The hospital has admitted a number of Muslim patients but civil surgeon T.D. Khot denied that any incident like this took place. “We don’t know what happened outside the hospital but we treated 220 patients, of whom 71 were Muslim. Of the 28 patients still admitted, 14 are Muslim,” he said. The Muslims still at the hospital did not complain of any ill-treatment.
At the Civil hospital, Abdus Sattar, 53, a head-load worker, with back injuries and a fracture of the right hand, says he was attacked by some boys on the night of October 8. “I was letting out my goats for the night, when I was ambushed. I had to wait till morning to come to hospital because of curfew,” he said.
Sheikh Ramzan, who sells chillies in the market, left for home early on Sunday due to the riots but he did not escape. The mob attacked Ramzan and now he has multiple leg fractures and his right foot has a serious axe injury. “I had to drag myself for some distance before the police brought me here,” he said.
However, a different picture emerged at the Sarvajanik hospital run by the Dawoodi Bohra Charitable Trust. Dr. Abid Sheikh of the Trust said he had taken a patient to the Civil hospital on October 5 evening with a bad cervical cut. “We entered the hospital and there was a mob attacking the Muslims. The ambulance was surrounded. We left the patient there and had to run for our lives,” Dr. Sheikh said. The patient had come to Sarvajanik but since there were no emergency services there, Dr. Sheikh had to take him to the Civil hospital.

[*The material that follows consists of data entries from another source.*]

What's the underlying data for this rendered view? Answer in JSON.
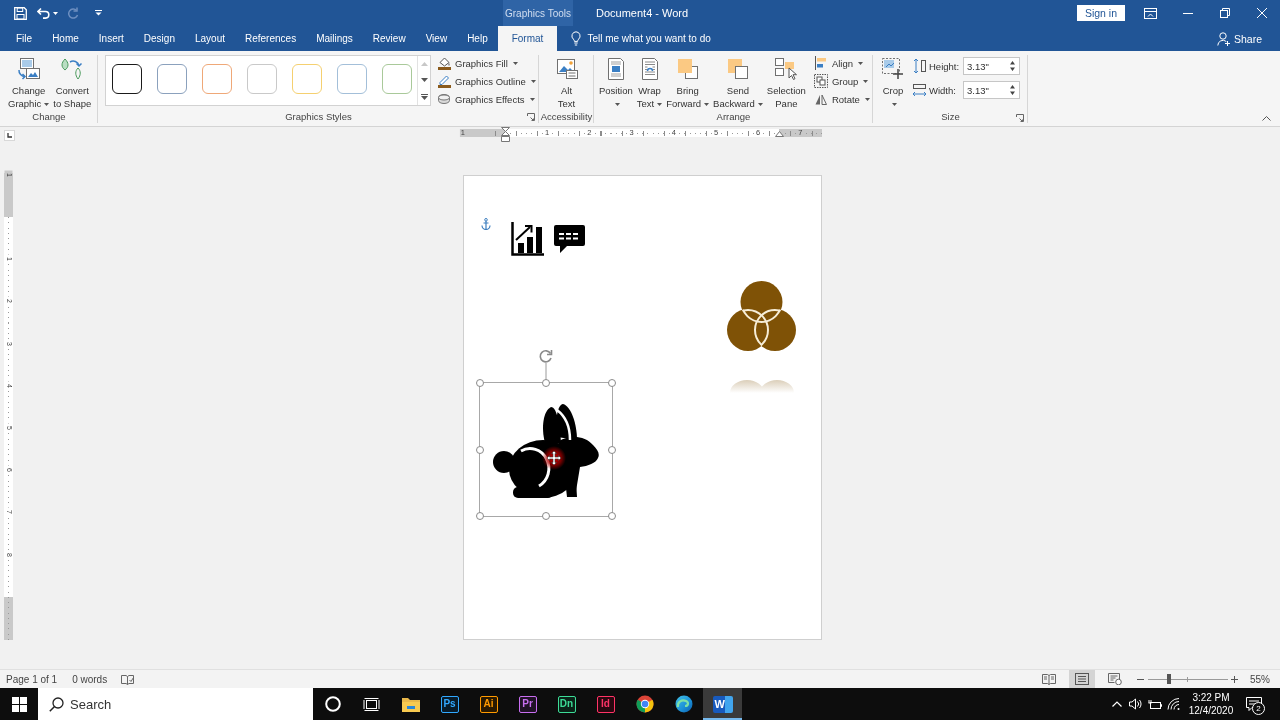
{
  "window": {
    "title": "Document4 - Word",
    "contextual_label": "Graphics Tools",
    "sign_in": "Sign in"
  },
  "quick_access": [
    {
      "kind": "save",
      "disabled": false
    },
    {
      "kind": "undo",
      "disabled": false
    },
    {
      "kind": "redo",
      "disabled": true
    },
    {
      "kind": "customize",
      "disabled": false
    }
  ],
  "tabs": [
    {
      "label": "File",
      "selected": false
    },
    {
      "label": "Home",
      "selected": false
    },
    {
      "label": "Insert",
      "selected": false
    },
    {
      "label": "Design",
      "selected": false
    },
    {
      "label": "Layout",
      "selected": false
    },
    {
      "label": "References",
      "selected": false
    },
    {
      "label": "Mailings",
      "selected": false
    },
    {
      "label": "Review",
      "selected": false
    },
    {
      "label": "View",
      "selected": false
    },
    {
      "label": "Help",
      "selected": false
    },
    {
      "label": "Format",
      "selected": true
    }
  ],
  "tell_me": {
    "placeholder": "Tell me what you want to do"
  },
  "share": "Share",
  "ribbon": {
    "change": {
      "label": "Change",
      "launcher": false,
      "buttons": [
        {
          "lines": [
            "Change",
            "Graphic"
          ],
          "dropdown": true
        },
        {
          "lines": [
            "Convert",
            "to Shape"
          ],
          "dropdown": false
        }
      ]
    },
    "graphics_styles": {
      "label": "Graphics Styles",
      "launcher": true,
      "styles": [
        {
          "color": "#1a1a1a",
          "selected": false
        },
        {
          "color": "#8ba1bd",
          "selected": false
        },
        {
          "color": "#efa878",
          "selected": false
        },
        {
          "color": "#c9c9c9",
          "selected": false
        },
        {
          "color": "#f5d070",
          "selected": false
        },
        {
          "color": "#a3bfd9",
          "selected": false
        },
        {
          "color": "#a9c99a",
          "selected": false
        }
      ],
      "gallery_scroll": [
        {
          "kind": "up",
          "disabled": true
        },
        {
          "kind": "down",
          "disabled": false
        },
        {
          "kind": "more",
          "disabled": false
        }
      ],
      "commands": [
        {
          "label": "Graphics Fill",
          "dropdown": true
        },
        {
          "label": "Graphics Outline",
          "dropdown": true
        },
        {
          "label": "Graphics Effects",
          "dropdown": true
        }
      ]
    },
    "accessibility": {
      "label": "Accessibility",
      "launcher": false,
      "buttons": [
        {
          "lines": [
            "Alt",
            "Text"
          ],
          "dropdown": false
        }
      ]
    },
    "arrange": {
      "label": "Arrange",
      "launcher": false,
      "buttons": [
        {
          "lines": [
            "Position"
          ],
          "dropdown": true
        },
        {
          "lines": [
            "Wrap",
            "Text"
          ],
          "dropdown": true
        },
        {
          "lines": [
            "Bring",
            "Forward"
          ],
          "dropdown": true
        },
        {
          "lines": [
            "Send",
            "Backward"
          ],
          "dropdown": true
        },
        {
          "lines": [
            "Selection",
            "Pane"
          ],
          "dropdown": false
        }
      ],
      "commands": [
        {
          "label": "Align",
          "dropdown": true
        },
        {
          "label": "Group",
          "dropdown": true
        },
        {
          "label": "Rotate",
          "dropdown": true
        }
      ]
    },
    "size": {
      "label": "Size",
      "launcher": true,
      "buttons": [
        {
          "lines": [
            "Crop"
          ],
          "dropdown": true
        }
      ],
      "fields": [
        {
          "label": "Height:",
          "value": "3.13\""
        },
        {
          "label": "Width:",
          "value": "3.13\""
        }
      ]
    }
  },
  "ruler": {
    "horizontal": [
      "1",
      "1",
      "2",
      "3",
      "4",
      "5",
      "6",
      "7"
    ],
    "vertical": [
      "1",
      "1",
      "2",
      "3",
      "4",
      "5",
      "6",
      "7",
      "8"
    ]
  },
  "document": {
    "graphics": [
      {
        "kind": "chart",
        "color": "#000000",
        "selected": false,
        "reflection": false
      },
      {
        "kind": "caption",
        "color": "#000000",
        "selected": false,
        "reflection": false
      },
      {
        "kind": "venn",
        "color": "#7f5206",
        "selected": false,
        "reflection": true
      },
      {
        "kind": "rabbit",
        "color": "#000000",
        "selected": true,
        "reflection": false
      }
    ]
  },
  "status_bar": {
    "page": "Page 1 of 1",
    "words": "0 words",
    "views": [
      {
        "kind": "read",
        "selected": false
      },
      {
        "kind": "print",
        "selected": true
      },
      {
        "kind": "web",
        "selected": false
      }
    ],
    "zoom": {
      "level": 0.26,
      "reading": "55%"
    }
  },
  "taskbar": {
    "search": {
      "placeholder": "Search"
    },
    "apps": [
      {
        "kind": "cortana",
        "active": false
      },
      {
        "kind": "task_view",
        "active": false
      },
      {
        "kind": "explorer",
        "active": false
      },
      {
        "kind": "tile",
        "label": "Ps",
        "color": "#31a8ff",
        "active": false
      },
      {
        "kind": "tile",
        "label": "Ai",
        "color": "#ff9a00",
        "active": false
      },
      {
        "kind": "tile",
        "label": "Pr",
        "color": "#c86ef0",
        "active": false
      },
      {
        "kind": "tile",
        "label": "Dn",
        "color": "#3ddc97",
        "active": false
      },
      {
        "kind": "tile",
        "label": "Id",
        "color": "#ff3366",
        "active": false
      },
      {
        "kind": "chrome",
        "active": false
      },
      {
        "kind": "edge",
        "active": false
      },
      {
        "kind": "word",
        "label": "W",
        "active": true
      }
    ],
    "clock": {
      "time": "3:22 PM",
      "date": "12/4/2020"
    },
    "notifications": "2"
  }
}
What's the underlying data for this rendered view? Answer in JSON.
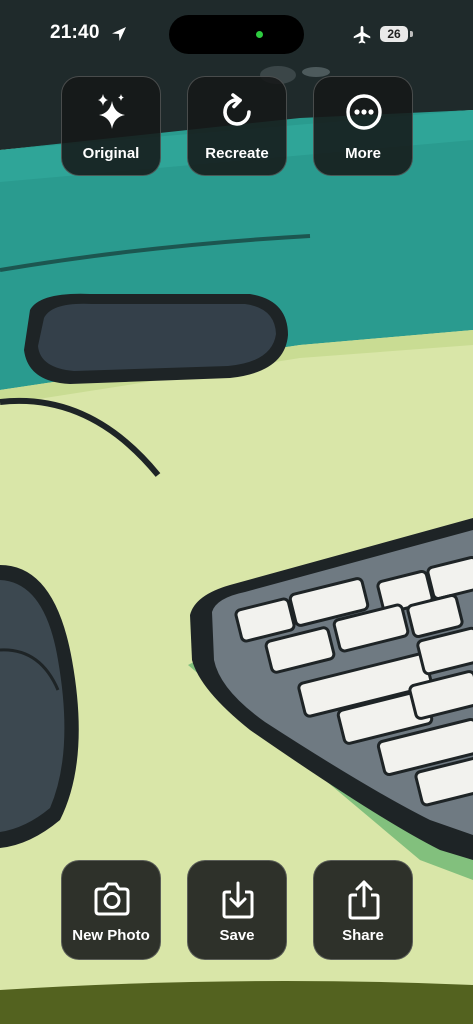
{
  "status_bar": {
    "time": "21:40",
    "battery_level": "26",
    "icons": [
      "location-arrow-icon",
      "airplane-mode-icon",
      "battery-icon"
    ],
    "camera_indicator_color": "#2ecc40"
  },
  "top_actions": {
    "original_label": "Original",
    "recreate_label": "Recreate",
    "more_label": "More"
  },
  "bottom_actions": {
    "new_photo_label": "New Photo",
    "save_label": "Save",
    "share_label": "Share"
  },
  "image": {
    "subject": "illustrated desk with keyboard and mouse",
    "palette": {
      "wall": "#2a9b8f",
      "desk": "#d9e6a8",
      "dark": "#1e2426"
    }
  }
}
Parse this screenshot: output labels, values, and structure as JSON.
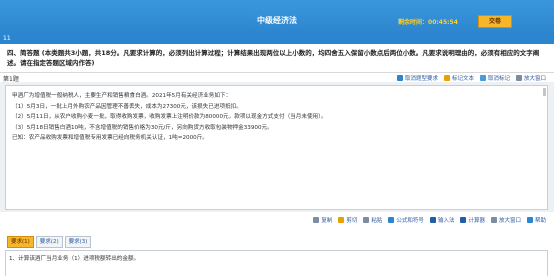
{
  "header": {
    "title": "中级经济法",
    "question_number": "11",
    "timer_label": "剩余时间：",
    "timer_value": "00:45:54",
    "submit_label": "交卷"
  },
  "section": {
    "heading": "四、简答题 (本类题共3小题，共18分。凡要求计算的，必须列出计算过程；计算结果出现两位以上小数的，均四舍五入保留小数点后两位小数。凡要求说明理由的，必须有相应的文字阐述。请在指定答题区域内作答)",
    "question_label": "第1题"
  },
  "top_tools": [
    {
      "label": "取消题型要求",
      "icon": "pin-icon",
      "color": "#2c86cf"
    },
    {
      "label": "标记文本",
      "icon": "pen-icon",
      "color": "#e8a100"
    },
    {
      "label": "取消标记",
      "icon": "undo-icon",
      "color": "#4a9bd8"
    },
    {
      "label": "放大窗口",
      "icon": "expand-icon",
      "color": "#7a8da3"
    }
  ],
  "question": {
    "lines": [
      "甲酒厂为增值税一般纳税人，主要生产和销售粮食白酒。2021年5月有关经济业务如下：",
      "（1）5月3日，一批上月外购农产品因管理不善丢失，成本为27300元，该损失已进项抵扣。",
      "（2）5月11日，从农户收购小麦一批，取得收购发票，收购发票上注明价款为80000元，款项以现金方式支付（当月未使用）。",
      "（3）5月18日销售白酒10吨，不含增值税的销售价格为30元/斤，另向购货方收取包装物押金33900元。",
      "已知：农产品收购发票和增值税专用发票已经向税务机关认证，1吨=2000斤。"
    ]
  },
  "bottom_tools": [
    {
      "label": "复制",
      "icon": "copy-icon",
      "color": "#7a8da3"
    },
    {
      "label": "剪切",
      "icon": "cut-icon",
      "color": "#e8a100"
    },
    {
      "label": "粘贴",
      "icon": "paste-icon",
      "color": "#7a8da3"
    },
    {
      "label": "公式和符号",
      "icon": "formula-icon",
      "color": "#2c86cf"
    },
    {
      "label": "输入法",
      "icon": "keyboard-icon",
      "color": "#1f5fa8"
    },
    {
      "label": "计算器",
      "icon": "calculator-icon",
      "color": "#1f5fa8"
    },
    {
      "label": "放大窗口",
      "icon": "expand-icon",
      "color": "#7a8da3"
    },
    {
      "label": "帮助",
      "icon": "help-icon",
      "color": "#2c86cf"
    }
  ],
  "answer_tabs": [
    {
      "label": "要求(1)",
      "active": true
    },
    {
      "label": "要求(2)",
      "active": false
    },
    {
      "label": "要求(3)",
      "active": false
    }
  ],
  "answer": {
    "prompt": "1、计算该酒厂当月业务（1）进项税额转出的金额。"
  }
}
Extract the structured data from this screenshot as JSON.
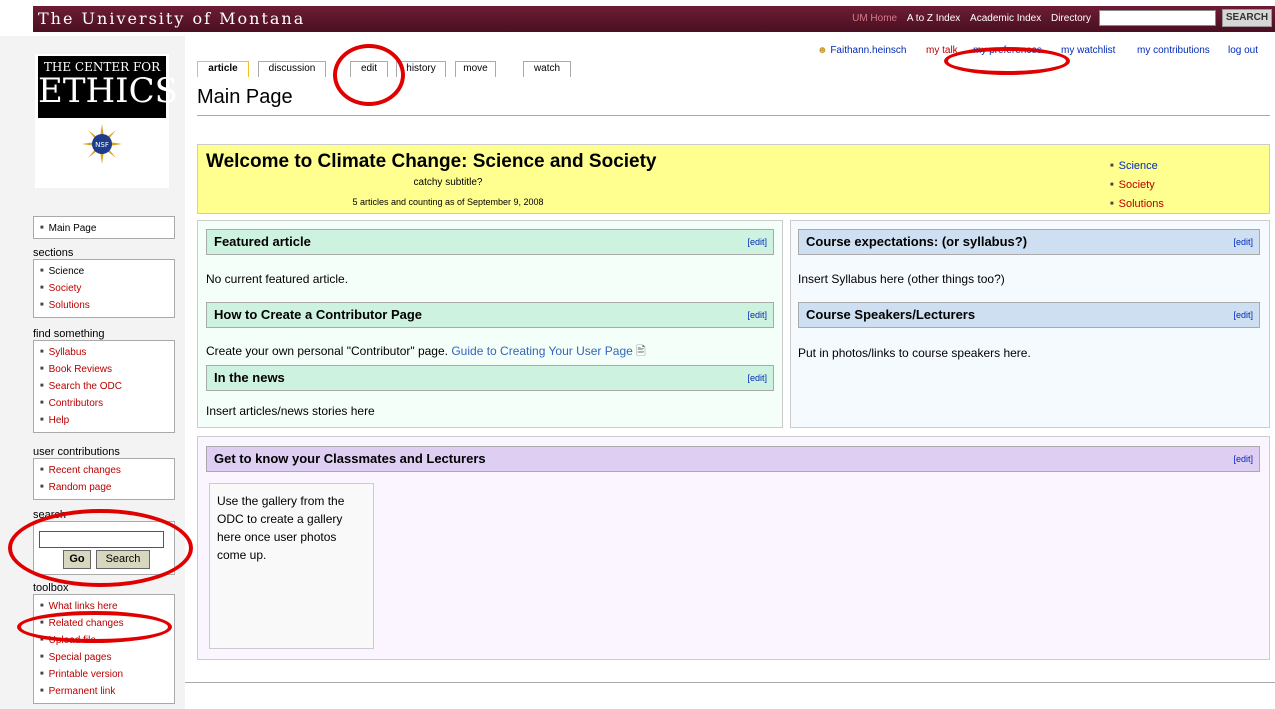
{
  "topbar": {
    "university": "The University of Montana",
    "nav": [
      "UM Home",
      "A to Z Index",
      "Academic Index",
      "Directory"
    ],
    "search_button": "SEARCH"
  },
  "logo": {
    "line1": "THE CENTER FOR",
    "line2": "ETHICS",
    "seal": "NSF"
  },
  "tabs": [
    "article",
    "discussion",
    "edit",
    "history",
    "move",
    "watch"
  ],
  "personal": {
    "user": "Faithann.heinsch",
    "items": [
      "my talk",
      "my preferences",
      "my watchlist",
      "my contributions",
      "log out"
    ]
  },
  "page_title": "Main Page",
  "welcome": {
    "title": "Welcome to Climate Change: Science and Society",
    "subtitle": "catchy subtitle?",
    "count": "5 articles and counting as of September 9, 2008",
    "links": [
      "Science",
      "Society",
      "Solutions"
    ]
  },
  "edit_label": "[edit]",
  "left_sections": [
    {
      "title": "Featured article",
      "body": "No current featured article."
    },
    {
      "title": "How to Create a Contributor Page",
      "body": "Create your own personal \"Contributor\" page.",
      "link": "Guide to Creating Your User Page"
    },
    {
      "title": "In the news",
      "body": "Insert articles/news stories here"
    }
  ],
  "right_sections": [
    {
      "title": "Course expectations: (or syllabus?)",
      "body": "Insert Syllabus here (other things too?)"
    },
    {
      "title": "Course Speakers/Lecturers",
      "body": "Put in photos/links to course speakers here."
    }
  ],
  "bottom_section": {
    "title": "Get to know your Classmates and Lecturers",
    "gallery_text": "Use the gallery from the ODC to create a gallery here once user photos come up."
  },
  "sidebar": {
    "mainpage": "Main Page",
    "sections": {
      "title": "sections",
      "items": [
        "Science",
        "Society",
        "Solutions"
      ]
    },
    "find": {
      "title": "find something",
      "items": [
        "Syllabus",
        "Book Reviews",
        "Search the ODC",
        "Contributors",
        "Help"
      ]
    },
    "contrib": {
      "title": "user contributions",
      "items": [
        "Recent changes",
        "Random page"
      ]
    },
    "search": {
      "title": "search",
      "go": "Go",
      "search": "Search"
    },
    "toolbox": {
      "title": "toolbox",
      "items": [
        "What links here",
        "Related changes",
        "Upload file",
        "Special pages",
        "Printable version",
        "Permanent link"
      ]
    }
  },
  "colors": {
    "banner": "#5a1429",
    "welcome_bg": "#ffff8f",
    "left_box_bg": "#f5fffa",
    "right_box_bg": "#f5faff",
    "bottom_box_bg": "#faf5ff",
    "annotation": "#e00000"
  }
}
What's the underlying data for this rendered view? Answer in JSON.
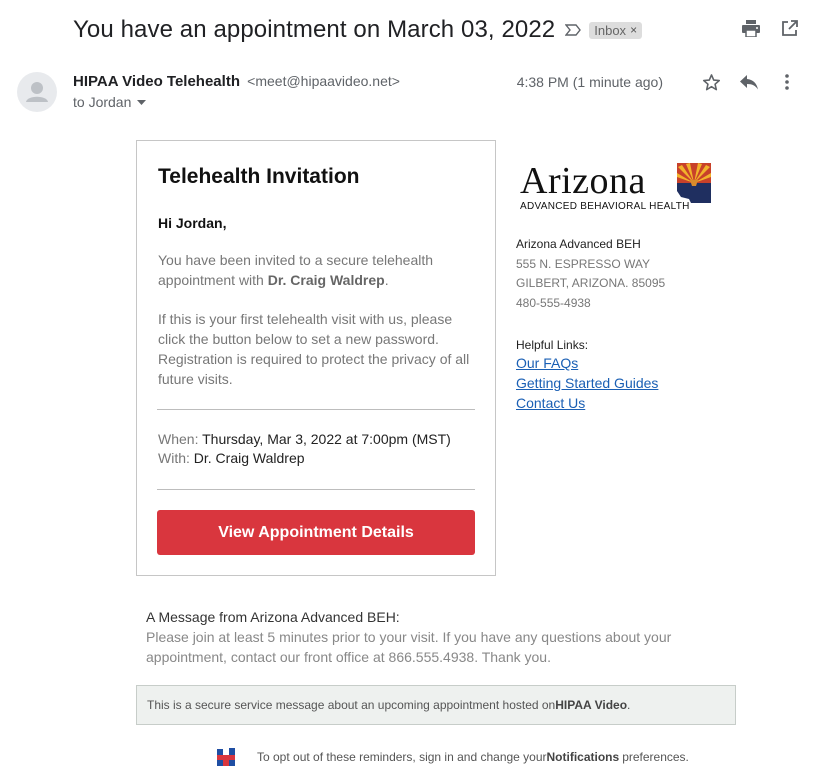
{
  "email": {
    "subject": "You have an appointment on March 03, 2022",
    "label": "Inbox",
    "label_close": "×",
    "sender_name": "HIPAA Video Telehealth",
    "sender_email": "<meet@hipaavideo.net>",
    "to": "to Jordan",
    "timestamp": "4:38 PM (1 minute ago)"
  },
  "icons": {
    "important": "important-marker-icon",
    "print": "print-icon",
    "open_new_window": "open-in-new-window-icon",
    "star": "star-icon",
    "reply": "reply-icon",
    "more": "more-vert-icon",
    "avatar": "person-avatar-icon",
    "dropdown": "chevron-down-icon"
  },
  "card": {
    "title": "Telehealth Invitation",
    "greeting": "Hi Jordan,",
    "p1_before": "You have been invited to a secure telehealth appointment with ",
    "p1_doctor": "Dr. Craig Waldrep",
    "p1_after": ".",
    "p2": "If this is your first telehealth visit with us, please click the button below to set a new password. Registration is required to protect the privacy of all future visits.",
    "when_label": "When: ",
    "when_value": "Thursday, Mar 3, 2022 at 7:00pm (MST)",
    "with_label": "With: ",
    "with_value": "Dr. Craig Waldrep",
    "button": "View Appointment Details"
  },
  "sidebar": {
    "logo_word": "Arizona",
    "logo_sub": "ADVANCED BEHAVIORAL HEALTH",
    "org_name": "Arizona Advanced BEH",
    "address1": "555 N. ESPRESSO WAY",
    "address2": "GILBERT, ARIZONA. 85095",
    "phone": "480-555-4938",
    "links_heading": "Helpful Links:",
    "links": [
      "Our FAQs",
      "Getting Started Guides",
      "Contact Us"
    ]
  },
  "message": {
    "heading": "A Message from Arizona Advanced BEH:",
    "body": "Please join at least 5 minutes prior to your visit. If you have any questions about your appointment, contact our front office at 866.555.4938. Thank you."
  },
  "notice": {
    "before": "This is a secure service message about an upcoming appointment hosted on ",
    "brand": "HIPAA Video",
    "after": "."
  },
  "footer": {
    "before": "To opt out of these reminders, sign in and change your ",
    "bold": "Notifications",
    "after": " preferences."
  },
  "colors": {
    "cta": "#d9363e",
    "link": "#1a5fb4",
    "notice_bg": "#eef1ef"
  }
}
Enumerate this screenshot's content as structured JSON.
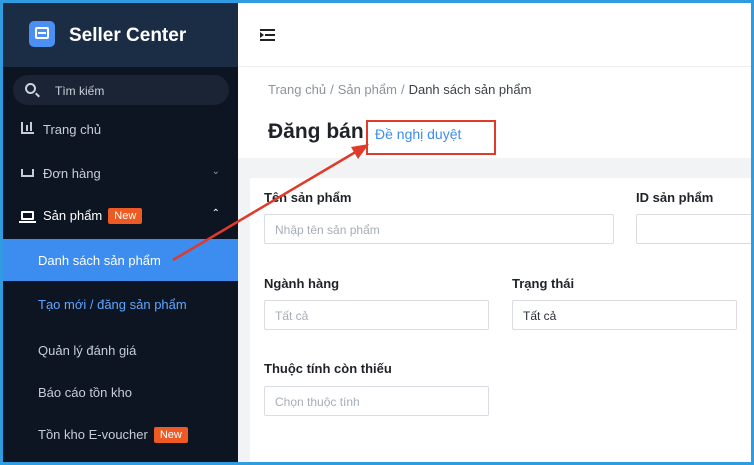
{
  "app": {
    "title": "Seller Center"
  },
  "search": {
    "placeholder": "Tìm kiếm"
  },
  "sidebar": {
    "items": [
      {
        "label": "Trang chủ"
      },
      {
        "label": "Đơn hàng"
      },
      {
        "label": "Sản phẩm",
        "badge": "New"
      }
    ],
    "sub_items": [
      {
        "label": "Danh sách sản phẩm",
        "state": "active"
      },
      {
        "label": "Tạo mới / đăng sản phẩm"
      },
      {
        "label": "Quản lý đánh giá"
      },
      {
        "label": "Báo cáo tồn kho"
      },
      {
        "label": "Tồn kho E-voucher",
        "badge": "New"
      }
    ]
  },
  "breadcrumb": {
    "home": "Trang chủ",
    "products": "Sản phẩm",
    "current": "Danh sách sản phẩm",
    "separator": "/"
  },
  "page": {
    "title": "Đăng bán",
    "suggest_link": "Đề nghị duyệt"
  },
  "form": {
    "product_name": {
      "label": "Tên sản phẩm",
      "placeholder": "Nhập tên sản phẩm"
    },
    "product_id": {
      "label": "ID sản phẩm",
      "value": ""
    },
    "category": {
      "label": "Ngành hàng",
      "placeholder": "Tất cả"
    },
    "status": {
      "label": "Trạng thái",
      "value": "Tất cả"
    },
    "missing_attr": {
      "label": "Thuộc tính còn thiếu",
      "placeholder": "Chọn thuộc tính"
    }
  },
  "colors": {
    "accent": "#3d8cf0",
    "sidebar_bg": "#0d1523",
    "brand_bg": "#1b2c45",
    "badge": "#ee5a24",
    "annotation": "#e03a2a",
    "frame": "#2f9be0"
  },
  "icons": [
    "shop-logo-icon",
    "search-icon",
    "chart-icon",
    "cart-icon",
    "box-icon",
    "chevron-down-icon",
    "chevron-up-icon",
    "menu-fold-icon"
  ]
}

Abdul Aziz, who was injured in the riots in Devpur on October 5, said he was taken to the Civil hospital the next day and they just put a “katcha” bandage on his injuries and told him to leave in two days. “Abdul came here with fractures in the left hand and head injuries,” said a doctor. Abdul Latif Bhaiyya Patel from Wani village, 12 km. from Dhule, said: “There were nine of us inside the Masjid on October 6 offering prayers. Around 11.30 a.m. about 50 to 60 people started attacking us with swords.” His right hand is fractured and he has 15 stitches on the head. “If the police had not come we would have been burnt alive,” he said. They were too scared of going to the Civil hospital. All nine were severely injured and admitted to Sarvajanik. Ishaaq Ahmed, 23, who was in the mosque at Wani, has cerebral edema, a spinal fracture and his left limbs are paralysed. “I don’t think I can ever move my leg,” he said.
The rumours of people not being allowed inside the Civil hospital spread like wildfire and most Muslims came to Sarvajanik as a result, said Dr. Afzal Khan from the hospital.
He said the mob broke an ambulance and two ambulance drivers were severely injured. Sarvajanik has treated 170 patients and 123 of them are still here.
The wards are full of people with severe injuries ranging from acid burns to multiple fractures.